I apply the word “genius” to those who display the highest levels of intelligence, defined as the ability to solve problems or resolve difficulties within a particular field and to be creative.
These abilities are of utmost importance in someone (e.g., president of the United States) who is responsible for preserving a country’s democratic values as proclaimed by the American Constitution and for the safety of the people who elect him for such a high post.
And first and foremost, this person is also expected to be responsible for the defense of the country in case it is attacked, i.e., in case of defensive war. All this is especially important when it comes to defending a democratic country.
The knowledge and the acute awareness of the geopolitical reality, the ability to recognize the military danger coming from a country, such as the “People’s Republic of China,” and the ability to take measures to prevent the looming disaster — all are the necessary prerequisites when choosing a U.S. president.
Surely a country, which, in contrast to China, does not have an extra 1 billion people that it can use for military purposes, needs to have one person of genius for the high post of the president of the United States to make up for that extra 1 billion people that the country does not have.
As I am writing this, I watch a June 20 Henry Kissinger interview with Tavis Smiley. Kissinger admits the fact that China’s population is by 1 billion people larger than that of the United States.
China can have the largest army in world history, certainly several times larger than the U.S. Army. So what do we hear from Kissinger, who has spent so much time in China? Does he draw any conclusions from this ominous fact? No.
Kissinger said he prefers not to express his position publicly. Not much of an enlightening value to the American voters from someone who spent most of his life in American politics!
Kissinger was born in 1923; he was secretary of state from 1973 to 1977, but today, as of June 21, 2011, he did not say a single word of how the United States could cope with that extra 1 billion people that China has. Has this question ever crossed his mind? If it has, Kissinger would not share it with the American voters.
What if another 1 billion people are added to China by the time war occurs?
Kissinger and his family came from Germany to the United States in 1938, when he was 15 years old. Had they not left Germany, they would have been exterminated for being Jewish.
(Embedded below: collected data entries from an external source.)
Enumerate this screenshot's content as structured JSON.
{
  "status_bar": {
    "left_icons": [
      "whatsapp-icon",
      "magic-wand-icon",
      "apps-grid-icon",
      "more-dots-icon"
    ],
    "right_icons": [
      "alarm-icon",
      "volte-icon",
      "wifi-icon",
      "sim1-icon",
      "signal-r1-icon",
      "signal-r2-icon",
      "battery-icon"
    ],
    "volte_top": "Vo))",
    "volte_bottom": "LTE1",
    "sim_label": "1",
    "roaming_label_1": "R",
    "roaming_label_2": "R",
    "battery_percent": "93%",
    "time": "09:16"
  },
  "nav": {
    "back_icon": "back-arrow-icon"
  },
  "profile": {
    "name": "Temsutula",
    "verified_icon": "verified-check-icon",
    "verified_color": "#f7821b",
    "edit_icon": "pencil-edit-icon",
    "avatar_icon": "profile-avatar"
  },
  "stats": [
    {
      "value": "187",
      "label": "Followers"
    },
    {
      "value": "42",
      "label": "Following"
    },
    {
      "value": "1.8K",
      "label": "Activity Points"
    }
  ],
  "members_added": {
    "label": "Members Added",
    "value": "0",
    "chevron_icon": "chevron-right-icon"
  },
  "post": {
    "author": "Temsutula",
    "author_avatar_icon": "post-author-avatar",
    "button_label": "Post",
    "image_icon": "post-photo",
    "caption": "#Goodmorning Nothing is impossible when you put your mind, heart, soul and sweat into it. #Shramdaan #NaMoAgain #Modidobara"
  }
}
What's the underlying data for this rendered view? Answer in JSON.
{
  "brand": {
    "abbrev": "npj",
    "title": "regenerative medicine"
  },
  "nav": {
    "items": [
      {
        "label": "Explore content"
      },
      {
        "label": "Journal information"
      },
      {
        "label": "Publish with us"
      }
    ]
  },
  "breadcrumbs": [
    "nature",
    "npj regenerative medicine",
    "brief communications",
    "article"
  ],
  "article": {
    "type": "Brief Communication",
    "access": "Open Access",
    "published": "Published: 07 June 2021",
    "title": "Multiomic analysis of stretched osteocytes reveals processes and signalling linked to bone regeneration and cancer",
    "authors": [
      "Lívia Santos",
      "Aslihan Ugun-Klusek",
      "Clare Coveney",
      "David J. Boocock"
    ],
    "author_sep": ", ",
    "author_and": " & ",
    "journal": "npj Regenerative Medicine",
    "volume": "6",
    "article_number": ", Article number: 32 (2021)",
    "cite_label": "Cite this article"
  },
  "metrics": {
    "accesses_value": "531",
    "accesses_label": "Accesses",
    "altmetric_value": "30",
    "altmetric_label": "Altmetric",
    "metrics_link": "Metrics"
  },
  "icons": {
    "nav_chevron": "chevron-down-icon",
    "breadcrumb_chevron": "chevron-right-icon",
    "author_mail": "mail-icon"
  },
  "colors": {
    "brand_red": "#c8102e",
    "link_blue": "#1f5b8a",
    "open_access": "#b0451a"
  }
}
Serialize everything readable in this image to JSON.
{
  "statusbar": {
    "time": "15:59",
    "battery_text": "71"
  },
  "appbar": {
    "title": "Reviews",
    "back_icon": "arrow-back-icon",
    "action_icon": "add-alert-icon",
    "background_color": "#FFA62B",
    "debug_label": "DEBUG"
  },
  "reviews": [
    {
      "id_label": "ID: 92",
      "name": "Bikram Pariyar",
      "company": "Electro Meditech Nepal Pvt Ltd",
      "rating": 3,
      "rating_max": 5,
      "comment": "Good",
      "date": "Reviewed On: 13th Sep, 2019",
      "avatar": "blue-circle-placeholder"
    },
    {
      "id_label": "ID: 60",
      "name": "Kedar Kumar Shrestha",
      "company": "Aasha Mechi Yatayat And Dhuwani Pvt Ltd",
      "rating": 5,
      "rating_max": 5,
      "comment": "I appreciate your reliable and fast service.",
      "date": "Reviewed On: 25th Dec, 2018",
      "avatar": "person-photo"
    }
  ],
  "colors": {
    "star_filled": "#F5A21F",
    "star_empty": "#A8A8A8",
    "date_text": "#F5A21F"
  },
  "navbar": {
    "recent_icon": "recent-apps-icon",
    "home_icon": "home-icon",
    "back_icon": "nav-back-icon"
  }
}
Someone, who until the age of 15 experienced what it means to live under the dictatorship (which Kissinger admits) could be presumed to understand the value of freedom and to know how dangerous Nazi Germany was, with its assumption that anyone whom they wanted to kill was as dangerous as would be the worst criminal if left alive.
The communists, on the contrary, used to say that evil people are not born criminals. They become criminals because in the capitalist environment those people who are deprived of normal life have no other recourse except to become criminals in order to survive.
Similarly, those like Kissinger believe that it is necessary above all to try to understand those evil countries, to negotiate with them, trade with them, and try to pacify them by providing them with all they need (our latest technology?) to change them for the better.
Kissinger has been living in a world of his own, where any evil can be reformed through his policies of benevolence and appeasement.
We read on Yahoo!: “Before the Freedom of Information Act, I used to say at meetings, ‘The illegal we do immediately; the unconstitutional takes a little longer’ . . . Kissinger is especially detested . . . for his policy decisions and secretive negotiations that have betrayed America’s allies and harmed America’s national interests.
"Kissinger’s power has not diminished since his glory days of ‘ping-pong diplomacy’ and ‘shuttle diplomacy.’ If anything, his prestige, influence, and personal net worth — have skyrocketed.” (The New American, Nov. 8, 2010).
And further: “Kissinger Hauled out of Retirement”: “U.S. President Obama chose Dr. Kissinger for his consummate diplomatic skills and his popularity in Moscow, an affection earned by his open acknowledgment of Russia’s resurgence” (The Sydney Morning Herald, Feb. 7, 2009).
Freedom has many advantages. Free citizens are more interested in the preservation of their freedom than are slaves in the preservation of their slavery. Only the fear of immediate retribution drives slaves to defend their slavery.
This is not just a conjecture. This is the experience of centuries and the persuasions of common sense.